All six had attended the first sub-regional meeting on foreign terrorists and cross-border terrorism in Manado, South Sulawesi.
Senior law enforcement officials from the six countries attended the one-day meeting which ended with a five-point action plan, according to a statement released by Indonesia's Coordinating Political, Legal and Security Ministry.
Two senior law enforcement sources at the meeting told Reuters news agency that agreement was also reached on more cooperation with countries in the Middle East in the fight against the Islamic State in Iraq and Syria (ISIS) militant group.
Several countries in the Middle East, including Turkey, are to attend a summit next month to kick off cooperation across the two regions, Reuters said.
The Manado meeting took place against the backdrop of the continuing battle between Philippine government troops and militants linked to ISIS, many of them foreign fighters, in the southern Philippine city of Marawi.
In particular, the sharing of intelligence is the essence of getting ahead of this problem.
AUSTRALIA'S ATTORNEY-GENERAL GEORGE BRANDIS
There are also growing fears of militants returning home as ISIS is defeated on the battlefield in Iraq and Syria.

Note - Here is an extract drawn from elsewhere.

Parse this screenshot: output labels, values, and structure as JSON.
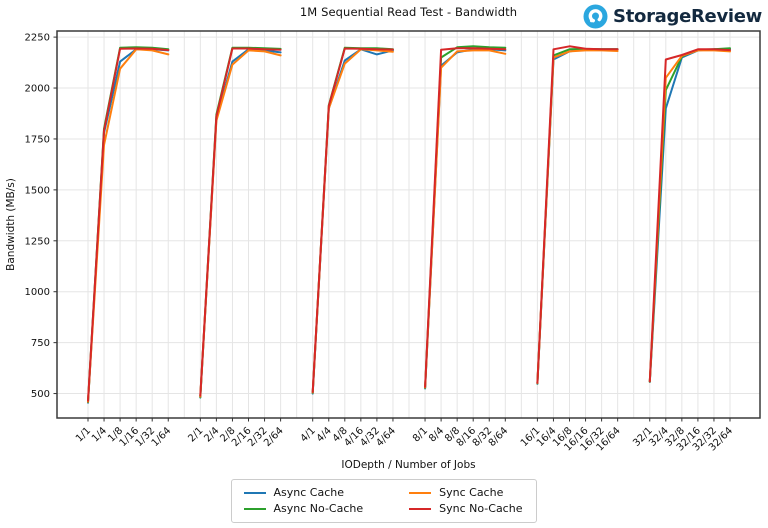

The six countries agreed to set up a forum on foreign terrorist fighters to help strengthen cooperation on information-sharing and that between law enforcement officials and intelligence agencies, said the statement from the Indonesian security ministry.
They also agreed to encourage cooperation between governments and companies that provide social media services, video file sharing and messaging. The other points of action included fighting terror financing, stepping up cooperation on immigration issues and undertaking comparative studies on terrorism in their respective countries.
"We have resolved today that this meeting will not be a one-off but would be the first of a series of meetings," Australia's Attorney- General George Brandis said in a press briefing after the meeting.
"The capacity building is primarily the sharing of information, intelligence, knowledge, techniques. In particular, the sharing of intelligence is the essence of getting ahead of this problem."
The ongoing crisis in Marawi began on May 23 when hundreds of gunmen from groups linked to ISIS stormed the mainly Muslim city of 200,000. Weeks of fighting have left much of Marawi in ruins.
Earlier this month, the Jakarta-based Institute for Policy Analysis of Conflict (Ipac) said in a report that the terrorist network responsible for the ongoing siege in Marawi had urged militants to attack targets in Singapore, Thailand, Myanmar, South Korea, Japan and China.
The network, run by Bahrumsyah, a young Indonesian fighter in Syria, and Malaysian former university lecturer Mahmud Ahmad, recruited fighters and carried out an audacious bid to seize Marawi as part of an ISIS aim to set up a caliphate in the region, stretching from Indonesia to the Philippines.
"The Marawi operations received direct funding from ISIS central and reveal a chain of command that runs from Syria through the Philippines to Indonesia and beyond," according to the Ipac report.